Um agente que trabalha sozinho (com permissão)
O Cowork foi apresentado como um primo do Claude Code, mas com uma vocação diferente. Enquanto o Code é pensado para programação, o Cowork foca nas tarefas do dia a dia de um escritório: ele “pode interagir com diferentes plataformas e serviços, conferindo arquivos, calendário, caixa de entrada e apps de mensagens, para executar atividades por conta própria”. Na prática, a proposta é delegar trabalho a um agente que monta relatórios, escreve rascunhos de e-mails e prepara apresentações sem exigir microgerenciamento.
Um ponto central é a autonomia controlada: o agente pode rodar tarefas em segundo plano, agendar execuções e continuar trabalhando mesmo com o dispositivo offline — mas precisa da autorização do usuário antes de qualquer ação de impacto, como enviar uma mensagem em seu nome.

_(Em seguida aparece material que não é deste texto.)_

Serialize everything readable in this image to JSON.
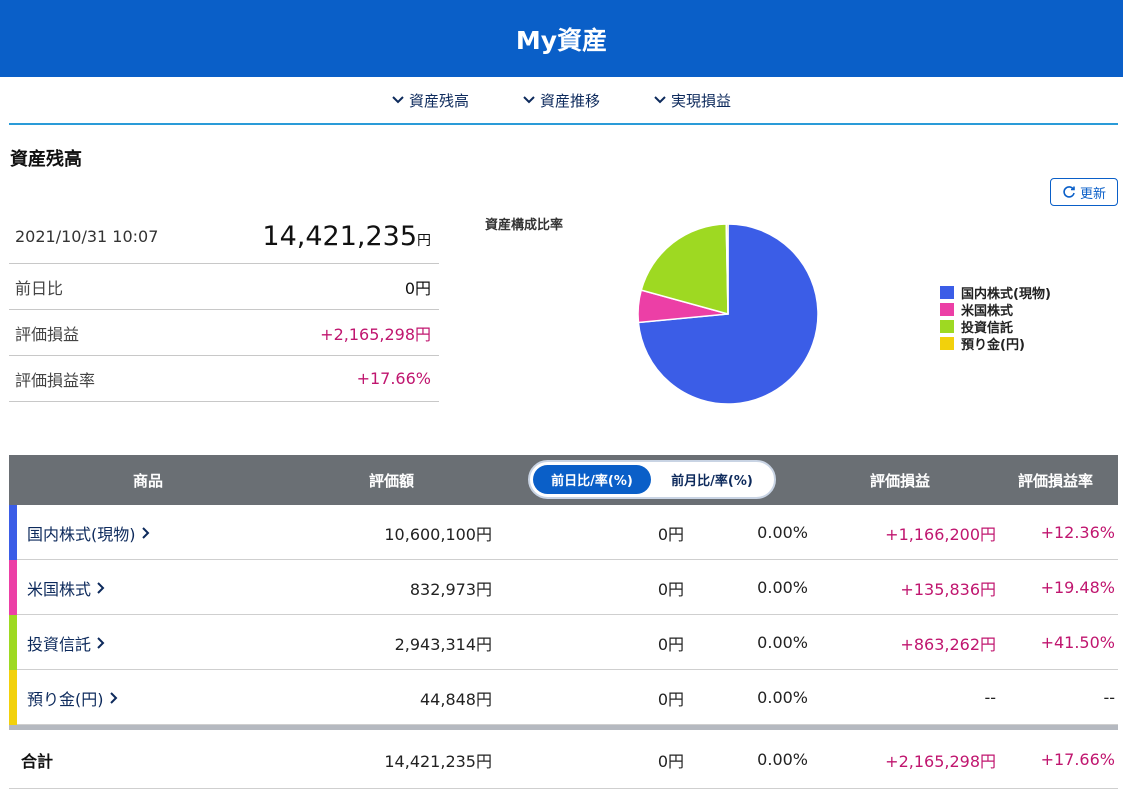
{
  "header": {
    "title": "My資産"
  },
  "nav": {
    "items": [
      {
        "label": "資産残高"
      },
      {
        "label": "資産推移"
      },
      {
        "label": "実現損益"
      }
    ]
  },
  "section": {
    "title": "資産残高"
  },
  "refresh": {
    "label": "更新"
  },
  "summary": {
    "date": "2021/10/31 10:07",
    "total": "14,421,235",
    "total_unit": "円",
    "rows": [
      {
        "label": "前日比",
        "value": "0円"
      },
      {
        "label": "評価損益",
        "value": "+2,165,298円"
      },
      {
        "label": "評価損益率",
        "value": "+17.66%"
      }
    ]
  },
  "chart": {
    "title": "資産構成比率",
    "legend": [
      {
        "label": "国内株式(現物)",
        "color": "#3b5de7"
      },
      {
        "label": "米国株式",
        "color": "#ec3fa6"
      },
      {
        "label": "投資信託",
        "color": "#9ed922"
      },
      {
        "label": "預り金(円)",
        "color": "#f2d10c"
      }
    ]
  },
  "chart_data": {
    "type": "pie",
    "title": "資産構成比率",
    "categories": [
      "国内株式(現物)",
      "米国株式",
      "投資信託",
      "預り金(円)"
    ],
    "values": [
      10600100,
      832973,
      2943314,
      44848
    ],
    "colors": [
      "#3b5de7",
      "#ec3fa6",
      "#9ed922",
      "#f2d10c"
    ],
    "legend": "right"
  },
  "table": {
    "headers": {
      "product": "商品",
      "eval": "評価額",
      "toggle_active": "前日比/率(%)",
      "toggle_inactive": "前月比/率(%)",
      "pl": "評価損益",
      "pl_rate": "評価損益率"
    },
    "rows": [
      {
        "name": "国内株式(現物)",
        "eval": "10,600,100円",
        "day": "0円",
        "rate": "0.00%",
        "pl": "+1,166,200円",
        "pl_rate": "+12.36%",
        "color": "#3b5de7"
      },
      {
        "name": "米国株式",
        "eval": "832,973円",
        "day": "0円",
        "rate": "0.00%",
        "pl": "+135,836円",
        "pl_rate": "+19.48%",
        "color": "#ec3fa6"
      },
      {
        "name": "投資信託",
        "eval": "2,943,314円",
        "day": "0円",
        "rate": "0.00%",
        "pl": "+863,262円",
        "pl_rate": "+41.50%",
        "color": "#9ed922"
      },
      {
        "name": "預り金(円)",
        "eval": "44,848円",
        "day": "0円",
        "rate": "0.00%",
        "pl": "--",
        "pl_rate": "--",
        "color": "#f2d10c"
      }
    ],
    "total": {
      "label": "合計",
      "eval": "14,421,235円",
      "day": "0円",
      "rate": "0.00%",
      "pl": "+2,165,298円",
      "pl_rate": "+17.66%"
    }
  },
  "colors": {
    "header": "#0a5fc8",
    "positive": "#c0166f",
    "nav_line": "#2a9bd8"
  },
  "icons": {
    "nav": "chevron-down-icon",
    "refresh": "refresh-icon",
    "row": "chevron-right-icon"
  }
}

O que muda (e o que fica de fora) no celular
A chegada ao navegador e ao smartphone amplia bastante o alcance da ferramenta, já que permite acionar o agente de qualquer lugar. Ainda assim, a Anthropic deixou claro que essas versões são mais enxutas que a de desktop: funções como leitura de arquivos armazenados localmente e navegação direta na web permanecem restritas ao computador. É uma diferença importante para quem esperava replicar no celular tudo o que o Cowork faz na máquina principal.

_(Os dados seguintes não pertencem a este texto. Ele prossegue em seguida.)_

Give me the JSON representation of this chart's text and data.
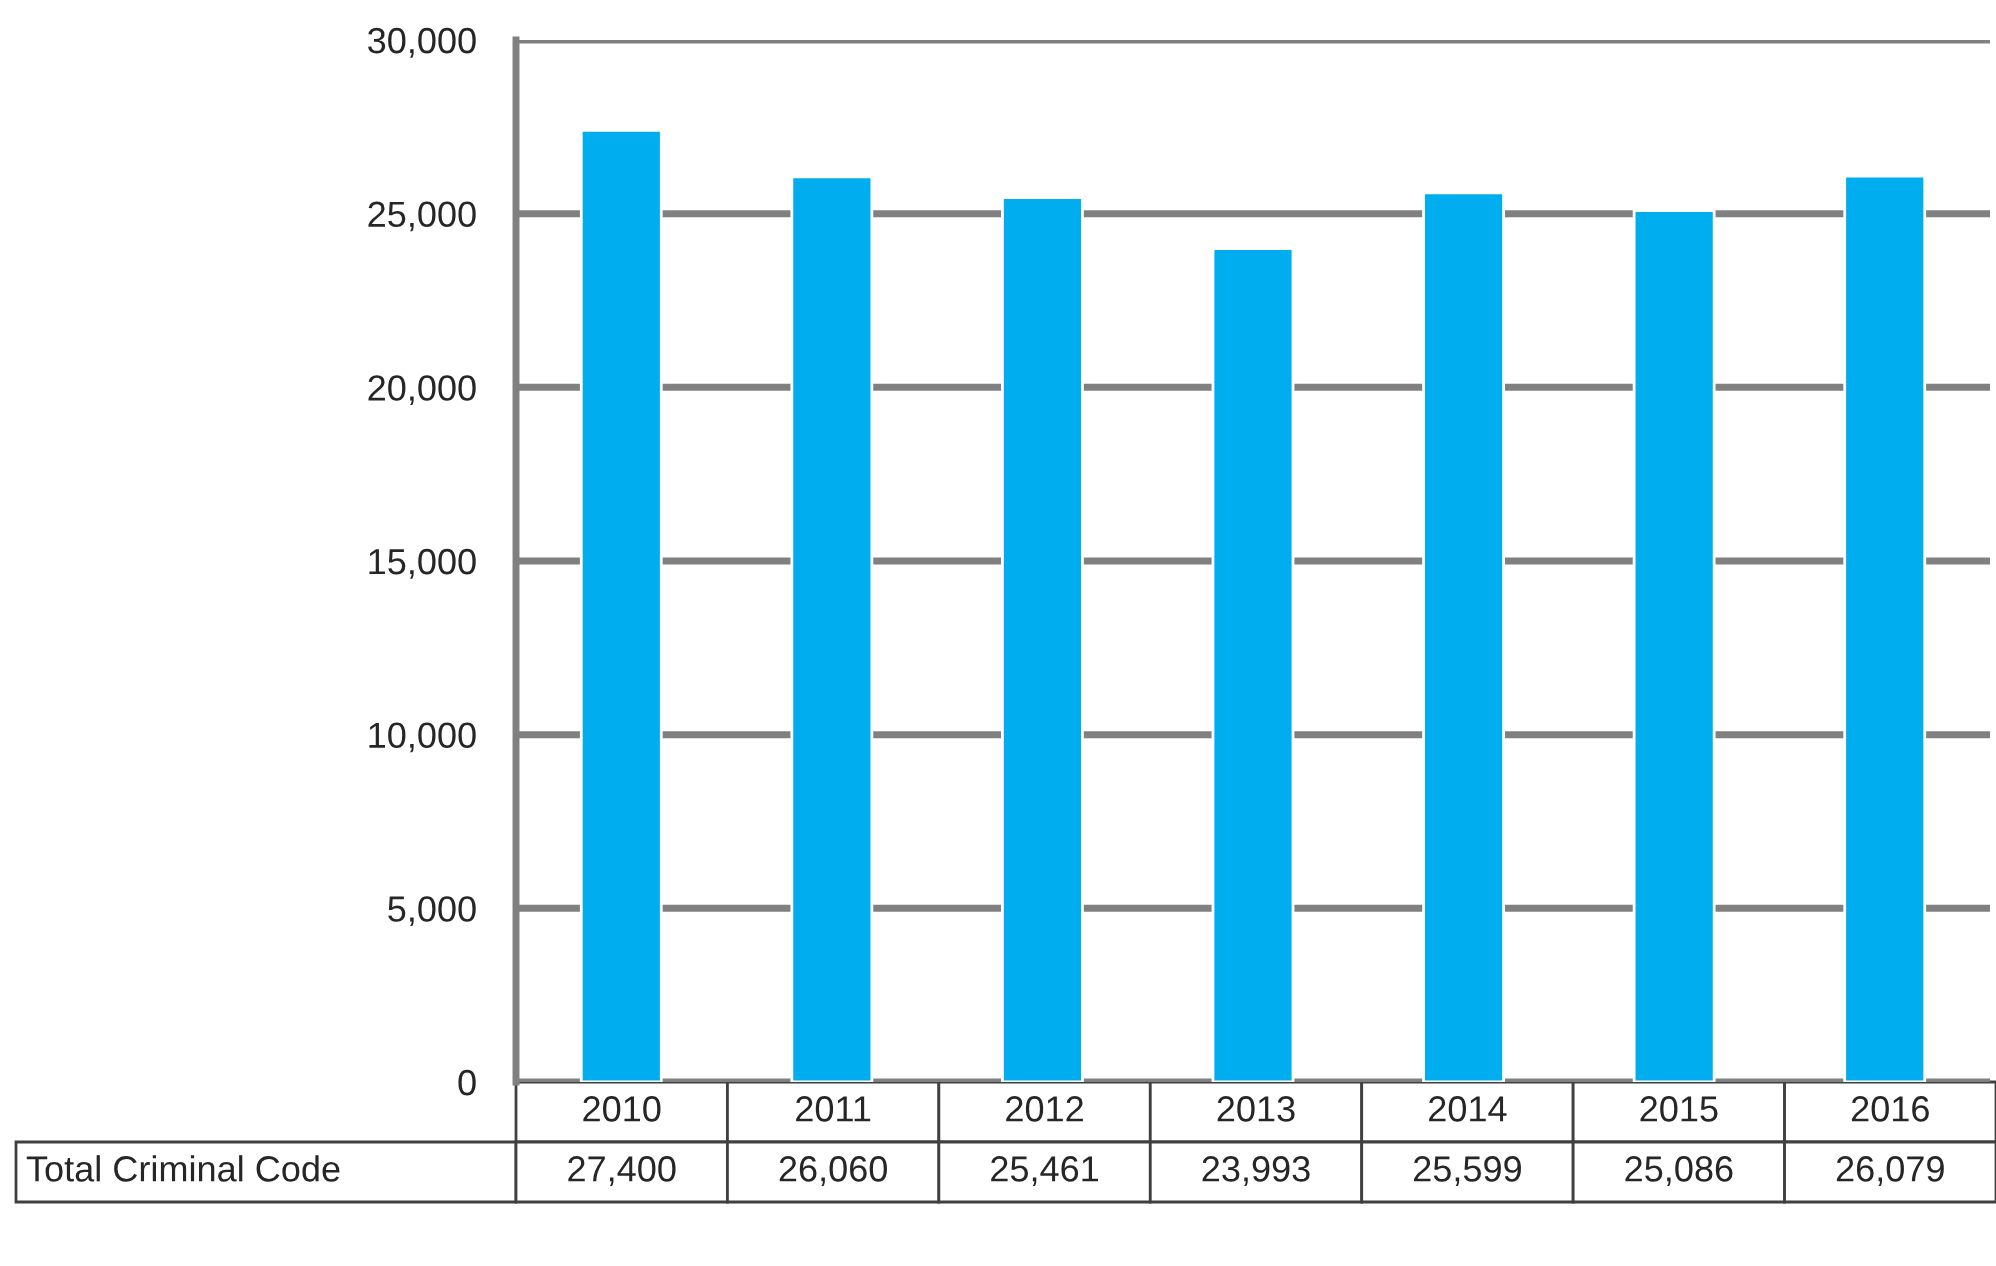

No lançamento, o acesso ficou limitado aos assinantes do plano Max, o mais caro da Anthropic, com promessa de liberação gradual para outros usuários nas semanas seguintes.

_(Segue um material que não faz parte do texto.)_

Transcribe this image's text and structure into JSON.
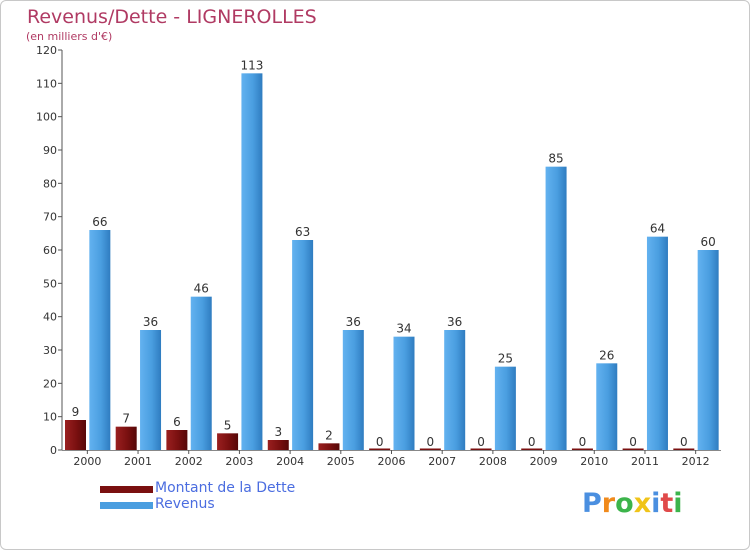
{
  "header": {
    "title": "Revenus/Dette - LIGNEROLLES",
    "subtitle": "(en milliers d'€)"
  },
  "legend": {
    "items": [
      {
        "label": "Montant de la Dette",
        "color": "#7a1010"
      },
      {
        "label": "Revenus",
        "color": "#4a9ee0"
      }
    ]
  },
  "logo": {
    "text": "Proxiti"
  },
  "chart_data": {
    "type": "bar",
    "categories": [
      "2000",
      "2001",
      "2002",
      "2003",
      "2004",
      "2005",
      "2006",
      "2007",
      "2008",
      "2009",
      "2010",
      "2011",
      "2012"
    ],
    "series": [
      {
        "name": "Montant de la Dette",
        "color": "#7a1010",
        "values": [
          9,
          7,
          6,
          5,
          3,
          2,
          0,
          0,
          0,
          0,
          0,
          0,
          0
        ]
      },
      {
        "name": "Revenus",
        "color": "#4a9ee0",
        "values": [
          66,
          36,
          46,
          113,
          63,
          36,
          34,
          36,
          25,
          85,
          26,
          64,
          60
        ]
      }
    ],
    "title": "Revenus/Dette - LIGNEROLLES",
    "ylabel": "(en milliers d'€)",
    "ylim": [
      0,
      120
    ],
    "yticks": [
      0,
      10,
      20,
      30,
      40,
      50,
      60,
      70,
      80,
      90,
      100,
      110,
      120
    ],
    "grid": false,
    "legend_position": "bottom-left"
  }
}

Por que isso importa para o público brasileiro
A disputa por “agentes de IA” que fazem o trabalho no lugar do usuário virou o novo campo de batalha entre Anthropic, OpenAI e Google, e levar essa capacidade para o celular é um movimento estratégico — o smartphone é, para a maioria dos brasileiros, o principal (às vezes único) computador. Ainda que o preço do plano Max deixe o recurso fora do alcance da maior parte do público por enquanto, a tendência de agentes que executam tarefas reais, e não só conversam, deve pingar para os planos mais baratos e influenciar como usamos IA no trabalho nos próximos meses.